Discussed with: andrew
Sponsored by: The FreeBSD Foundation
avg [Thu, 19 Oct 2017 16:36:07 +0000 (16:36 +0000)]
remove spa_sync_on assert from spa_async_thread_vd
Unlike spa_async_thread that can get started only from spa_sync()
spa_async_thread_vd can get started from other contexts.
Additionally, spa_async_thread_vd does not really depend on
spa sync being enabled.
The incorrect assert could be triggered by importing a pool in the
read-only mode and then disconnecting one of its disks.
In this case spa_sync_on was false because the pool was read-only
and spa_async_thread_vd was started to handle SPA_ASYNC_REMOVE event.
Note: spa_async_thread_vd() currently exists only in FreeBSD, it was
split out of spa_async_thread() in r253990.
andrew [Thu, 19 Oct 2017 13:22:52 +0000 (13:22 +0000)]
Allow later PSCI revisions to also work. The latest ARM Trusted Firmware
reports version 1.1 so the check was failing. As thjis is a minor change
from 1.0, and future 1.x revisions are also expected to be backwards
compatible just ignore the minor revision in the init handler.
mav [Thu, 19 Oct 2017 09:01:15 +0000 (09:01 +0000)]
Relax per-ifnet cif_vrs list double locking in carp(4).
In all cases where cif_vrs list is modified, two locks are held: per-ifnet
CIF_LOCK and global carp_sx. It means to read that list only one of them
is enough to be held, so we can skip CIF_LOCK when we already have carp_sx.
This fixes kernel panic, caused by attempts of copyout() to sleep while
holding non-sleepable CIF_LOCK mutex.
alc [Thu, 19 Oct 2017 04:13:47 +0000 (04:13 +0000)]
Batch atomic updates to the number of active, inactive, and laundry
pages by vm_object_terminate_pages(). For example, for a "buildworld"
workload, this batching reduces vm_object_terminate_pages()'s average
execution time by 12%. (The total savings were about 11.7 billion
processor cycles.)
jhibbits [Thu, 19 Oct 2017 03:38:53 +0000 (03:38 +0000)]
Add some more devices to the MPC85XX-based configs
These devices bring the configs closer to a desktop-like (GENERIC) kernel
config.
* The Freescale DIU support was added to the config in r306358.
Without keyboard support video support is nearly pointless, so add ukbd and
ums.
* The AmigaOne X5000, and P1022 devboard, both use a variant of the ds1307 RTC
* cpufreq scaling is currently supported by the p1022. More SoCs will be added
eventually.
cy [Thu, 19 Oct 2017 03:17:50 +0000 (03:17 +0000)]

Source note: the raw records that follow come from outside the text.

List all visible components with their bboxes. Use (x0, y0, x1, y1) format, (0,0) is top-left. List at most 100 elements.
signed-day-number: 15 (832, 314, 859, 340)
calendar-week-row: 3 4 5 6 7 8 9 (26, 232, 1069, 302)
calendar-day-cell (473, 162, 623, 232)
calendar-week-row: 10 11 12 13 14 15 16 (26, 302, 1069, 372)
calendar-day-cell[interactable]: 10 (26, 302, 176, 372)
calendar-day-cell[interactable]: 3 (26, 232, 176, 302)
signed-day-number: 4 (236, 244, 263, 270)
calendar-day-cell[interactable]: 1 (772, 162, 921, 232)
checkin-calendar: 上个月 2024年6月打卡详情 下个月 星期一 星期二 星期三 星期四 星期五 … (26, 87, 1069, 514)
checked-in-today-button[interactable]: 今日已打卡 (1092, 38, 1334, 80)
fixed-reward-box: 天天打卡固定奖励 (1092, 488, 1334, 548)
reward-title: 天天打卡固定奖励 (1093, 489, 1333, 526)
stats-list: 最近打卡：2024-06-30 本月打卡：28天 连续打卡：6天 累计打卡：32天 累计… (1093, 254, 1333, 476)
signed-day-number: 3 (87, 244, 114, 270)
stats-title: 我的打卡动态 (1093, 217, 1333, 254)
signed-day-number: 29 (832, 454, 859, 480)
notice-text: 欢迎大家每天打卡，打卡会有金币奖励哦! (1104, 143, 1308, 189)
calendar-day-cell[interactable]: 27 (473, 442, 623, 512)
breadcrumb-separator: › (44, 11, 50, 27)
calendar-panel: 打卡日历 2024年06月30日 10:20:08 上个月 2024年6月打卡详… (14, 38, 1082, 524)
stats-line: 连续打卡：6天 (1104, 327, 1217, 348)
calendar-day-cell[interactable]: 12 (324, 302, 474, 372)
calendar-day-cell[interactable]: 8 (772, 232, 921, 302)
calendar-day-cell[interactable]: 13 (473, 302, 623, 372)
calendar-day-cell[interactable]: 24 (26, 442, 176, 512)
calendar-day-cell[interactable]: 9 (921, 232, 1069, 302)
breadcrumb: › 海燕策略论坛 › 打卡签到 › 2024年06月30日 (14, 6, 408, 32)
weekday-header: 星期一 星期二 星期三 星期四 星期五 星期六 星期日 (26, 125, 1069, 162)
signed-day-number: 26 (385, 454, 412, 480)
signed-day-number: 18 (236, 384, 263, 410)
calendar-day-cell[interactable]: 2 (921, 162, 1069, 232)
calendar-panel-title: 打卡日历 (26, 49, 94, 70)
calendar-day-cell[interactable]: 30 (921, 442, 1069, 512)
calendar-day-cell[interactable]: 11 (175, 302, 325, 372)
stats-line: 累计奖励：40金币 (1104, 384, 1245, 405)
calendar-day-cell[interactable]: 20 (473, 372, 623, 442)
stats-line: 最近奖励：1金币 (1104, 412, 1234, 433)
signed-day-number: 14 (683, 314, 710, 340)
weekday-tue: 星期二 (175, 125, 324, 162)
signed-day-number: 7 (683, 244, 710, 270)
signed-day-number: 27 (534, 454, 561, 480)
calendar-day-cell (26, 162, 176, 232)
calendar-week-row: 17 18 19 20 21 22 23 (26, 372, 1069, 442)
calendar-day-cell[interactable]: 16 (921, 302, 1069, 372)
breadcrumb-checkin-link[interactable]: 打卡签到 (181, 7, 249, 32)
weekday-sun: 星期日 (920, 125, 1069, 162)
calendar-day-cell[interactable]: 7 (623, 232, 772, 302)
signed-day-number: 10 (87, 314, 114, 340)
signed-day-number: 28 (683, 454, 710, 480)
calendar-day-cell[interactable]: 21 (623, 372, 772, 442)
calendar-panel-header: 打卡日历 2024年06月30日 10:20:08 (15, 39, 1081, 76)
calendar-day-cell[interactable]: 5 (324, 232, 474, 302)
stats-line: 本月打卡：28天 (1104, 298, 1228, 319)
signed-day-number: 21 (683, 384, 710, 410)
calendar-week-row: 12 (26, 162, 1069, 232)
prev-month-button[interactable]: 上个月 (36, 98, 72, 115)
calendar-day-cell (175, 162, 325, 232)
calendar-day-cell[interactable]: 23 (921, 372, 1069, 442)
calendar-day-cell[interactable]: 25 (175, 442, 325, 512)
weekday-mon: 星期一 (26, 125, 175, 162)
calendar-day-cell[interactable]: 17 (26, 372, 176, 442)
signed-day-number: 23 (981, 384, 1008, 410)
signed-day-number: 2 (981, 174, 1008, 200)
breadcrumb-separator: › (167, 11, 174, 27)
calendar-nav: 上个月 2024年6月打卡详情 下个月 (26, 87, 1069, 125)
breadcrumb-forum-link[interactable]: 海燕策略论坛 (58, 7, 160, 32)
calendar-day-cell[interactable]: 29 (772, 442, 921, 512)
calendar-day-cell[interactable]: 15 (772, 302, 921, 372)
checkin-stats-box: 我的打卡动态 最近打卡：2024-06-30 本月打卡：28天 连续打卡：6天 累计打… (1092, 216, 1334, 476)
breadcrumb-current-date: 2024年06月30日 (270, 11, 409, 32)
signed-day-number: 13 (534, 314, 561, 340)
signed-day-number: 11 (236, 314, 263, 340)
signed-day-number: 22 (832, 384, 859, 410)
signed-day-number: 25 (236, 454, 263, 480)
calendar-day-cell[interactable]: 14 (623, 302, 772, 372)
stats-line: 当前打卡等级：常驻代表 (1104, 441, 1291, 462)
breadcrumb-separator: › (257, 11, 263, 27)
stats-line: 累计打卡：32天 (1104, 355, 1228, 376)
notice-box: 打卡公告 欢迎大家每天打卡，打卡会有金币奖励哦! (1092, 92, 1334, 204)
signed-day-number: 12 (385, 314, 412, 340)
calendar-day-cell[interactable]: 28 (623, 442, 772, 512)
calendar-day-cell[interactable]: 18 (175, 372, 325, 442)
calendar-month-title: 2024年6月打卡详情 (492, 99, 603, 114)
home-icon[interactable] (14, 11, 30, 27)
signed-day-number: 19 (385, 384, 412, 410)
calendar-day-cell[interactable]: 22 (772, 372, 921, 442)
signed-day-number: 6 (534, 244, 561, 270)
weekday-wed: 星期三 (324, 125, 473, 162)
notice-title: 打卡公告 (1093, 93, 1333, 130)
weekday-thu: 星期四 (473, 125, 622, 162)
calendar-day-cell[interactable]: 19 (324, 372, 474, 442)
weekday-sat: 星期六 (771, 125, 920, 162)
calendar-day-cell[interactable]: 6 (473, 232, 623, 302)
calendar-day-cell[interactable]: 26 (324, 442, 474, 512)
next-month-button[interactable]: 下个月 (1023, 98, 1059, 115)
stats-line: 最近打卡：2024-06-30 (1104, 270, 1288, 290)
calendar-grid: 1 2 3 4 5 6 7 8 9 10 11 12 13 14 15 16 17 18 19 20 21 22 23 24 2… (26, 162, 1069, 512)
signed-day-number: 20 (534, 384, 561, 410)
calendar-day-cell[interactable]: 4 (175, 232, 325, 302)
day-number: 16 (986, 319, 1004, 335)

Anticongestion refinements for ntpd rc script. This reverts r324681
and checks if ntp leapfile needs fetching before entering into the
anticongestion sleep.
Unfortunately some ports still use their own sleeps so, this commit
doesn't address the complete problem which is compounded by every
port that uses its own anticongestion mechanism.
mjg [Thu, 19 Oct 2017 01:38:31 +0000 (01:38 +0000)]
sysctl: only take mem lock if oldlen is > 4 * PAGE_SIZE
The previous limit of just one page is hit by ps.
The entire mechanism should be reworked, if not whacked. It seems the intent
is to reduce kernel dos-ability - some handlers wire the amount of memory
passed here. Handlers should probably stop wiring in the first place or in
the worst case indicate they are doing so so that the check is done only if
necessary. It should also probably be a counter, not a lock.